Ivanhoe Mines Ltd. fell in Toronto trading after Mongolia said it wanted to boost its stake in one of the world’s largest undeveloped copper-gold mines two years after agreeing to cap its stake until 2039.
Ivanhoe, developing the Oyu Tolgoi deposit with Rio Tinto Group, fell C$1.51, or 9.1 percent, to C$15 yesterday at 4 p.m. in Toronto Stock Exchange trading, after earlier dropping as much as 21 percent. Rio declined 20.5 pence, or 0.7 percent, to 2,964.5 pence in London.
The government of Mongolia is seeking to boost its stake to 50 percent from 34 percent, Dashdorj Zorigt, Mongolia’s minerals minister, told reporters at Oyu Tolgoi on Sept. 25. Such an increase is permitted only after 30 years, according to a summary of the $10 billion project agreement from London-based Rio, which said the new proposal may alarm foreign investors.
Mongolia’s attempt to renegotiate the Oyu Tolgoi agreement follows pressure from lawmakers ahead of an election next year and highlights risks for overseas investors as countries seek greater control of raw materials. So-called resource nationalism is the biggest business risk for global mining companies, Ernst & Young LLP said last month.

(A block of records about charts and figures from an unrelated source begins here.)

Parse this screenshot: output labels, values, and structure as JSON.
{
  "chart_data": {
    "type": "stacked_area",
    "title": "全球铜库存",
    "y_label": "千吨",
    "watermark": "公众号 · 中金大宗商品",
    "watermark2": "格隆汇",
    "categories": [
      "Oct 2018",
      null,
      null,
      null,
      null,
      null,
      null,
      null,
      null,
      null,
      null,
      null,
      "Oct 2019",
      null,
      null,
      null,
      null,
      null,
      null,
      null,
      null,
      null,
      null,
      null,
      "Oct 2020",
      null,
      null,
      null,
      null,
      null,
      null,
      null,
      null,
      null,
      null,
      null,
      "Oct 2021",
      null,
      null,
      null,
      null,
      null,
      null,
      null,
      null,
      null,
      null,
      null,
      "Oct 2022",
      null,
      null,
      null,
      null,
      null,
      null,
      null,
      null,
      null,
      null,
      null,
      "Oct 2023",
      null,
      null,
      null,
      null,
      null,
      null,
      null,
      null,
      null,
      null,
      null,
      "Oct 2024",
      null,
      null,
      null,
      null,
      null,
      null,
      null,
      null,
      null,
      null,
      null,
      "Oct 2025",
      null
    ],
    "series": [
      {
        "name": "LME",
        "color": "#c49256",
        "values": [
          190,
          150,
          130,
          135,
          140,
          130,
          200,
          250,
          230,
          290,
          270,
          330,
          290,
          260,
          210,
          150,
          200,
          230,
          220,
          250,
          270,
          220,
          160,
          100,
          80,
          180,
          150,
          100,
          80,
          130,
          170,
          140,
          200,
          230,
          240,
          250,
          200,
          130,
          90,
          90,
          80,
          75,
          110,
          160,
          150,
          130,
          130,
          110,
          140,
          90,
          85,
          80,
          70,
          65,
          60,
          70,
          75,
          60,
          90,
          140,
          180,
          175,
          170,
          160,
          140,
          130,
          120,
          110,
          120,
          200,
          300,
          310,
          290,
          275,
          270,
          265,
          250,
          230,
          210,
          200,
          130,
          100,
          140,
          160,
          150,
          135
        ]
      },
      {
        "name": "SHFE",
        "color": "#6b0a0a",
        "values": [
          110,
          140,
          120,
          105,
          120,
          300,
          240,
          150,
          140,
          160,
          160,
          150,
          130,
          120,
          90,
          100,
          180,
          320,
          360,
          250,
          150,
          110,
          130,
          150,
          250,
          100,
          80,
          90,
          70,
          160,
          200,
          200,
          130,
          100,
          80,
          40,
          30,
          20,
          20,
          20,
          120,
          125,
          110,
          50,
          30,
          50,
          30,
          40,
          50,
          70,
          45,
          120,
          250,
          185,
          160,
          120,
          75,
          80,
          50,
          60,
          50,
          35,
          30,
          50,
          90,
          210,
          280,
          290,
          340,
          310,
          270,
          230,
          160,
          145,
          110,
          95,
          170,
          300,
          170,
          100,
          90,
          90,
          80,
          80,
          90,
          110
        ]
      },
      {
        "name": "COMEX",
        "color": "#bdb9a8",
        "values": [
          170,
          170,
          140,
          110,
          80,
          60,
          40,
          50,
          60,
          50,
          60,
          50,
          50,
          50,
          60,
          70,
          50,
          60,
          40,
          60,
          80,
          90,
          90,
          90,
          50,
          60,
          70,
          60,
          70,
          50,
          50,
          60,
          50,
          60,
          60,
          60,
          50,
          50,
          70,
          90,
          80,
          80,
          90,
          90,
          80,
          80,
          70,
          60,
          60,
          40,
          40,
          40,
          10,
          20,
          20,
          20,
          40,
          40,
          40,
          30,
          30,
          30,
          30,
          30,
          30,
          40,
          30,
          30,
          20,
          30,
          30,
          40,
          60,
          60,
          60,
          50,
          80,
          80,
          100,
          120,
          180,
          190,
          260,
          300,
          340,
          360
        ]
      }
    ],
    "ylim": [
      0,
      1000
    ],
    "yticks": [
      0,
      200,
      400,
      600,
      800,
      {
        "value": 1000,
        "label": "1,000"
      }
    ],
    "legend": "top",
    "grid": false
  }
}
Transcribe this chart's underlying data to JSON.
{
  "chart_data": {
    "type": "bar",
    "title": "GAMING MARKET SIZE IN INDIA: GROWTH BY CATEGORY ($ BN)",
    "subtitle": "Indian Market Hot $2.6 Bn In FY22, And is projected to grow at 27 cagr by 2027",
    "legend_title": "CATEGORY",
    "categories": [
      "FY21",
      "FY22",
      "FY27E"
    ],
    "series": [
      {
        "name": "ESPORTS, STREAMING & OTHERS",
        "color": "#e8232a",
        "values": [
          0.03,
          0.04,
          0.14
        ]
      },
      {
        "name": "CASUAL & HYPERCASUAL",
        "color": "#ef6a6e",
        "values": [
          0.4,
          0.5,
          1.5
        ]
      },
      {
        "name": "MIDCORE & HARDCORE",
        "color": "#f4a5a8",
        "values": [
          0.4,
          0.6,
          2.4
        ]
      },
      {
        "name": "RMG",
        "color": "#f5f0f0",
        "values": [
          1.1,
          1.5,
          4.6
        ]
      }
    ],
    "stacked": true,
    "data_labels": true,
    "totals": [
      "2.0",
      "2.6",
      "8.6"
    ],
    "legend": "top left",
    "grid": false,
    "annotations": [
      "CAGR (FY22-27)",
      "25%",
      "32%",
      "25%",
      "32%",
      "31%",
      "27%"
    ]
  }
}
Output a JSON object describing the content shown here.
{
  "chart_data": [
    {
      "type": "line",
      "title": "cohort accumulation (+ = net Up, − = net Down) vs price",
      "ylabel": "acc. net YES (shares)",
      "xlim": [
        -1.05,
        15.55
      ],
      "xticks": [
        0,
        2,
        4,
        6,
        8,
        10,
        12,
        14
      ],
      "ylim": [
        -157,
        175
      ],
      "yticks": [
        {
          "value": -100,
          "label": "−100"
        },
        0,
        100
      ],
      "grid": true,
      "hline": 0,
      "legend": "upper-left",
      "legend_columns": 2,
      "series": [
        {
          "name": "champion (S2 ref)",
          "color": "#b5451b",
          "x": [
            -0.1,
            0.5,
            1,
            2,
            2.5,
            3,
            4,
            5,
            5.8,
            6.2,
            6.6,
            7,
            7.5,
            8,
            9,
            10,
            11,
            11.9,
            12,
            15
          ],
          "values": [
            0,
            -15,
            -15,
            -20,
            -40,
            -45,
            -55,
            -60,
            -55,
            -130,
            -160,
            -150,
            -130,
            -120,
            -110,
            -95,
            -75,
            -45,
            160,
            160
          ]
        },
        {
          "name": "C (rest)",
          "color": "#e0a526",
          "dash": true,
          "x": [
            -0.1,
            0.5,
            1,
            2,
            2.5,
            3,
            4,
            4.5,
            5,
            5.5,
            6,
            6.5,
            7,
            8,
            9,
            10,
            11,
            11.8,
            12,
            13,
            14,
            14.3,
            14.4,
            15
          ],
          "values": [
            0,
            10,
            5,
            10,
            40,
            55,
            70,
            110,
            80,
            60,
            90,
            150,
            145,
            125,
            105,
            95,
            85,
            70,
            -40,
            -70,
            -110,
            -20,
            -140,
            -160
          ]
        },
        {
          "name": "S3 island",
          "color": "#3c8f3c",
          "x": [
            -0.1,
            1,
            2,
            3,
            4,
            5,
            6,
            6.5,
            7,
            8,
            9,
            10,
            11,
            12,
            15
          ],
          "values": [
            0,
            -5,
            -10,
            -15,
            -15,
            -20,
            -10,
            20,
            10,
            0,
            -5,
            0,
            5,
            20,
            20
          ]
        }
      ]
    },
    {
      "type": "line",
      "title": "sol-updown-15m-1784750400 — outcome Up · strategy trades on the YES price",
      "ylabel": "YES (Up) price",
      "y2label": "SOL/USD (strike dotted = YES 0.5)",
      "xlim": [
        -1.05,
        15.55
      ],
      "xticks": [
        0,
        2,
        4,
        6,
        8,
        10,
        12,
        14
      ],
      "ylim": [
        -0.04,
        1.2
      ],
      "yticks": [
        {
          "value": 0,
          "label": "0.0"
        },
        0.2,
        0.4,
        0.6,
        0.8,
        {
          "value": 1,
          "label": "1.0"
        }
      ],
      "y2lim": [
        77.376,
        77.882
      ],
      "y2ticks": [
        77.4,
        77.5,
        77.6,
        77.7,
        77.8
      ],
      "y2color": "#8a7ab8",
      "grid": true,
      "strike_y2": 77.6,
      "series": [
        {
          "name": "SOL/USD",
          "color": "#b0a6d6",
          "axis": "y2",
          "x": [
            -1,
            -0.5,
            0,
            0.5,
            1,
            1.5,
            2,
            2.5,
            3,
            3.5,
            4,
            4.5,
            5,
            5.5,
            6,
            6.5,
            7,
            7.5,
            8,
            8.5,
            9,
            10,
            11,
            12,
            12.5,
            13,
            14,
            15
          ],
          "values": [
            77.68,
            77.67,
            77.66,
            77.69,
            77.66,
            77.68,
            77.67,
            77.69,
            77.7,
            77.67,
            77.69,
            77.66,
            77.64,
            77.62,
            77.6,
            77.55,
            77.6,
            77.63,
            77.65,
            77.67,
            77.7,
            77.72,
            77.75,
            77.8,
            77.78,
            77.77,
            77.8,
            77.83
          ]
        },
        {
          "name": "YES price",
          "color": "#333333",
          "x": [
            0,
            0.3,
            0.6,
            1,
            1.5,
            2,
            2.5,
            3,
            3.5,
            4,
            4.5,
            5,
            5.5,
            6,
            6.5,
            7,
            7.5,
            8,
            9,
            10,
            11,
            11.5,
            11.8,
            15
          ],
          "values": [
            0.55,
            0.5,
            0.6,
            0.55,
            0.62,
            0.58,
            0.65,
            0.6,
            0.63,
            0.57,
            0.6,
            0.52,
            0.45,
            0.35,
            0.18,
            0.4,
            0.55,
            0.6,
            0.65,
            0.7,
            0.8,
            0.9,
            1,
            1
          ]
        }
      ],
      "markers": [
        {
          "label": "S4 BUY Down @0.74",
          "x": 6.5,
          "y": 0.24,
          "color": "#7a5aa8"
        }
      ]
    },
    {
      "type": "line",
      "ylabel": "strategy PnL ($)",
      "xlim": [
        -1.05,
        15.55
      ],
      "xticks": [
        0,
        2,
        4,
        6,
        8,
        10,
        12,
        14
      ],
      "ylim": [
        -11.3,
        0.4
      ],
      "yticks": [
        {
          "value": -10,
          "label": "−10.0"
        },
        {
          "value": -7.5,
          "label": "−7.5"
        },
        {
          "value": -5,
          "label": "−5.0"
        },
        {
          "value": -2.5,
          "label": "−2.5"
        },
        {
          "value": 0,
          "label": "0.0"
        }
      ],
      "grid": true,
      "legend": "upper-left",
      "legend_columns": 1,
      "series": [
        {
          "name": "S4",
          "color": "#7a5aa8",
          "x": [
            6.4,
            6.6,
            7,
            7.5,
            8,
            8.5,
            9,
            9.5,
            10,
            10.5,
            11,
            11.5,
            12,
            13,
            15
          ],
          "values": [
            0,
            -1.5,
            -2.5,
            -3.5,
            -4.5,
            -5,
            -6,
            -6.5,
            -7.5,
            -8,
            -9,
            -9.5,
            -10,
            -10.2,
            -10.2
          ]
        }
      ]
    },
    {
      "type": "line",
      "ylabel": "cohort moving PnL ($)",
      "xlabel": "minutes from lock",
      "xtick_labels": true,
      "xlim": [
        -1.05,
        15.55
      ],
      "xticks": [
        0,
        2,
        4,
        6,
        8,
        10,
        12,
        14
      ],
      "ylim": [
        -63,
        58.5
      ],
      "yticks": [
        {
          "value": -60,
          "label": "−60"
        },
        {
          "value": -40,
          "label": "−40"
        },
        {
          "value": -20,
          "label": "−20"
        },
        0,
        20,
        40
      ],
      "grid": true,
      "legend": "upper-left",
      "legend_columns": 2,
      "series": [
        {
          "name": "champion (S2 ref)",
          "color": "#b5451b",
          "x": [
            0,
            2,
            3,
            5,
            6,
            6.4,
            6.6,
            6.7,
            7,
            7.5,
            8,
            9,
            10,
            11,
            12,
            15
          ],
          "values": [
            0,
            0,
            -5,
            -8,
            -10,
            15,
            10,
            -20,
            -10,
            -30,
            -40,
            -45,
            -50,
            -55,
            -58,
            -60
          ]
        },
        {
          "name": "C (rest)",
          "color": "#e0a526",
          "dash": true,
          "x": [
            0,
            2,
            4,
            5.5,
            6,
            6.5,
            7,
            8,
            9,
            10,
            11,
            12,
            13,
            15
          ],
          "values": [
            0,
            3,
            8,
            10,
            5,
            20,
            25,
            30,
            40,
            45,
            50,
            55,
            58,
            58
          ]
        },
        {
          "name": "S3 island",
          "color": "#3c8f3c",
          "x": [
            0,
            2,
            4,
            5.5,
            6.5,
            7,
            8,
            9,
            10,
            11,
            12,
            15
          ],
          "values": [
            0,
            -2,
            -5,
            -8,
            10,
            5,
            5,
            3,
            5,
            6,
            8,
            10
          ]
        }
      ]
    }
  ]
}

“The future of Ivanhoe’s relationships with the Mongolian government has become darker,” Ray Goldie, a Toronto-based analyst at Salman Partners Inc., said yesterday in a note to clients.
In the “still unlikely event that” Mongolia were to unilaterally increase its stake in Oyu Tolgoi 16 percentage points by 2019, the project’s contribution to Ivanhoe’s net- asset value per share would drop to $19.85 from $23.93, Goldie said in the note.